Abstract
Active plasma extract has been prepared from rabbits made anemic by phenylhydrazine treatment, but in every case where rabbits were made equally anemic by bleeding the only peripheral evidence of erythropoietic activity found after injection of plasma filtrate was the inducement of a moderate reticulocytosis in a heterologous recipient.
In rabbits bled on successive days until their hematocrits were equal to paired animals made anemic by phenylhydrazine injection, there is, nevertheless, a lower oxygen carrying capacity in the phenylhydrazine injected animals. The latter have methemoglobin concenstrations amounting to approximately 24 per cent of the total blood pigment while in the bled rabbits the methemoglobin level is practically zero.

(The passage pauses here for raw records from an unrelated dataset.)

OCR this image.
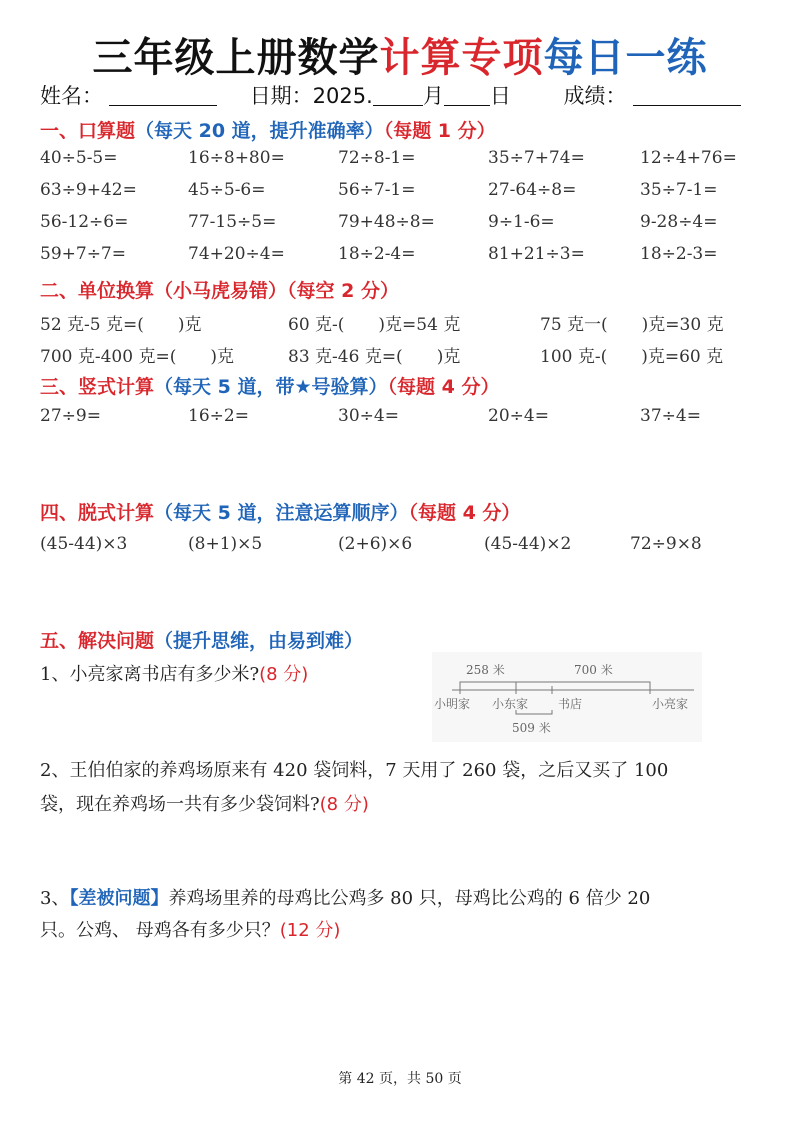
三年级上册数学计算专项每日一练
姓名：	日期：2025. 月 日	成绩：
一、口算题（每天 20 道，提升准确率）（每题 1 分）
40÷5-5=	16÷8+80=	72÷8-1=	35÷7+74=	12÷4+76=
63÷9+42=	45÷5-6=	56÷7-1=	27-64÷8=	35÷7-1=
56-12÷6=	77-15÷5=	79+48÷8=	9÷1-6=	9-28÷4=
59+7÷7=	74+20÷4=	18÷2-4=	81+21÷3=	18÷2-3=
二、单位换算（小马虎易错）（每空 2 分）
52 克-5 克=(　　)克	60 克-(　　)克=54 克	75 克一(　　)克=30 克
700 克-400 克=(　　)克	83 克-46 克=(　　)克	100 克-(　　)克=60 克
三、竖式计算（每天 5 道，带★号验算）（每题 4 分）
27÷9=	16÷2=	30÷4=	20÷4=	37÷4=
四、脱式计算（每天 5 道，注意运算顺序）（每题 4 分）
(45-44)×3	(8+1)×5	(2+6)×6	(45-44)×2	72÷9×8
五、解决问题（提升思维，由易到难）
1、小亮家离书店有多少米?(8 分)	258 米	700 米
小明家 小东家 书店	小亮家
509 米
2、王伯伯家的养鸡场原来有 420 袋饲料，7 天用了 260 袋，之后又买了 100
袋，现在养鸡场一共有多少袋饲料?(8 分)
3、【差被问题】养鸡场里养的母鸡比公鸡多 80 只，母鸡比公鸡的 6 倍少 20
只。公鸡、 母鸡各有多少只？(12 分)
第 42 页，共 50 页
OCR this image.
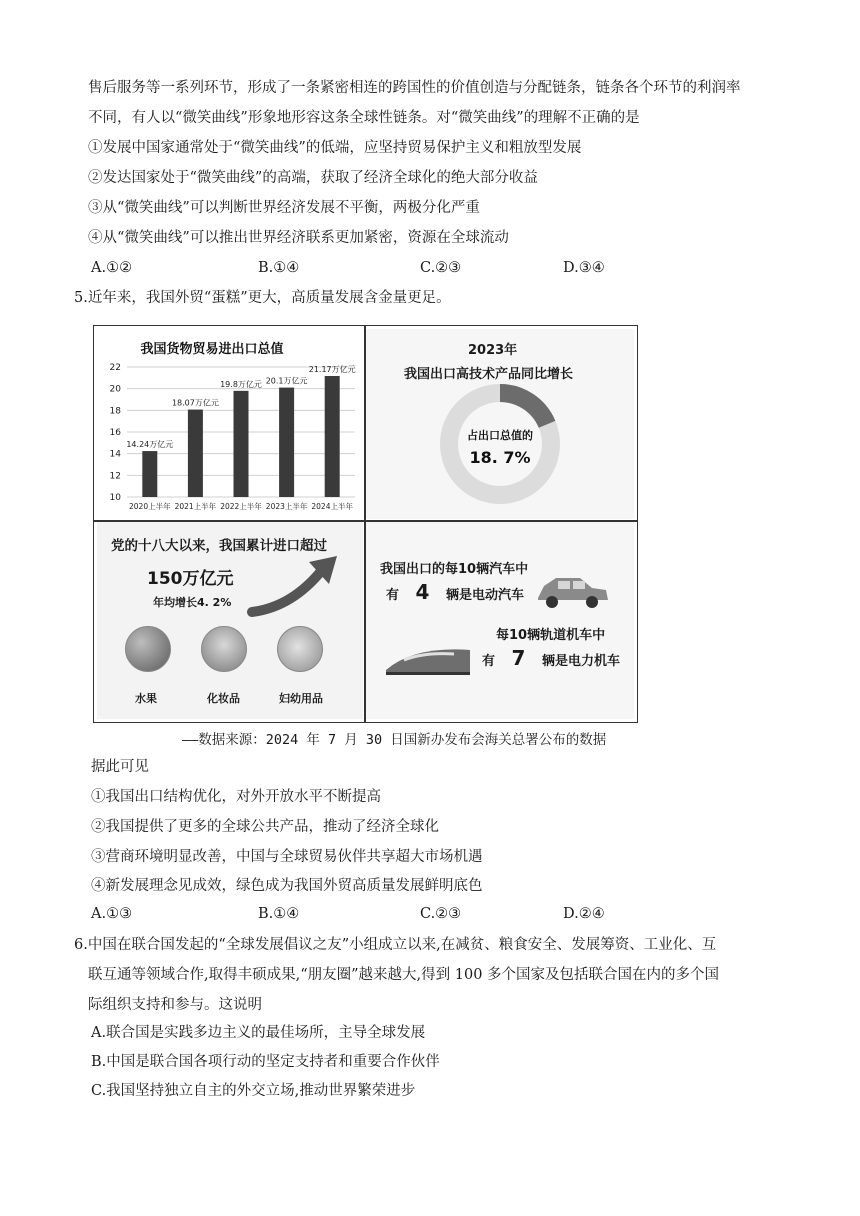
售后服务等一系列环节，形成了一条紧密相连的跨国性的价值创造与分配链条，链条各个环节的利润率
不同，有人以“微笑曲线”形象地形容这条全球性链条。对“微笑曲线”的理解不正确的是
①发展中国家通常处于“微笑曲线”的低端，应坚持贸易保护主义和粗放型发展
②发达国家处于“微笑曲线”的高端，获取了经济全球化的绝大部分收益
③从“微笑曲线”可以判断世界经济发展不平衡，两极分化严重
④从“微笑曲线”可以推出世界经济联系更加紧密，资源在全球流动
A.①②	B.①④	C.②③	D.③④
5.近年来，我国外贸“蛋糕”更大，高质量发展含金量更足。
我国货物贸易进出口总值
10
12
14
16
18
20
22
14.24万亿元
2020上半年
18.07万亿元
2021上半年
19.8万亿元
2022上半年
20.1万亿元
2023上半年
21.17万亿元
2024上半年
2023年
我国出口高技术产品同比增长
占出口总值的
18. 7%
党的十八大以来，我国累计进口超过
150万亿元
年均增长4. 2%
水果	化妆品	妇幼用品
我国出口的每10辆汽车中
有 4 辆是电动汽车
每10辆轨道机车中
有 7 辆是电力机车
——数据来源：2024 年 7 月 30 日国新办发布会海关总署公布的数据
据此可见
①我国出口结构优化，对外开放水平不断提高
②我国提供了更多的全球公共产品，推动了经济全球化
③营商环境明显改善，中国与全球贸易伙伴共享超大市场机遇
④新发展理念见成效，绿色成为我国外贸高质量发展鲜明底色
A.①③	B.①④	C.②③	D.②④
6.中国在联合国发起的“全球发展倡议之友”小组成立以来,在减贫、粮食安全、发展筹资、工业化、互
联互通等领域合作,取得丰硕成果,“朋友圈”越来越大,得到 100 多个国家及包括联合国在内的多个国
际组织支持和参与。这说明
A.联合国是实践多边主义的最佳场所，主导全球发展
B.中国是联合国各项行动的坚定支持者和重要合作伙伴
C.我国坚持独立自主的外交立场,推动世界繁荣进步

Plasma extracts from phenylhydrazine treated rabbits with apparently normal or very slightly damaged livers produce factor comparable in potency to that obtained from bled animals.
The most highly active preparations are obtained in phenylhydrazine treated rabbits which have severely damaged livers.
The proposed hypothesis is that the factor is produced in quantity only when the effective hematocrit is below 12 to 15 per cent and when the liver is not capable of rapid active destruction of the factor or is not producing an otherwise normally occurring inhibitor.
The factor obtained from phenylhydrazine treated rabbits with liver damage is markedly active as shown by significant increase in blood volume and red cell mass, an elevated red blood cell count and hematocrit, and an intense reticulocytosis.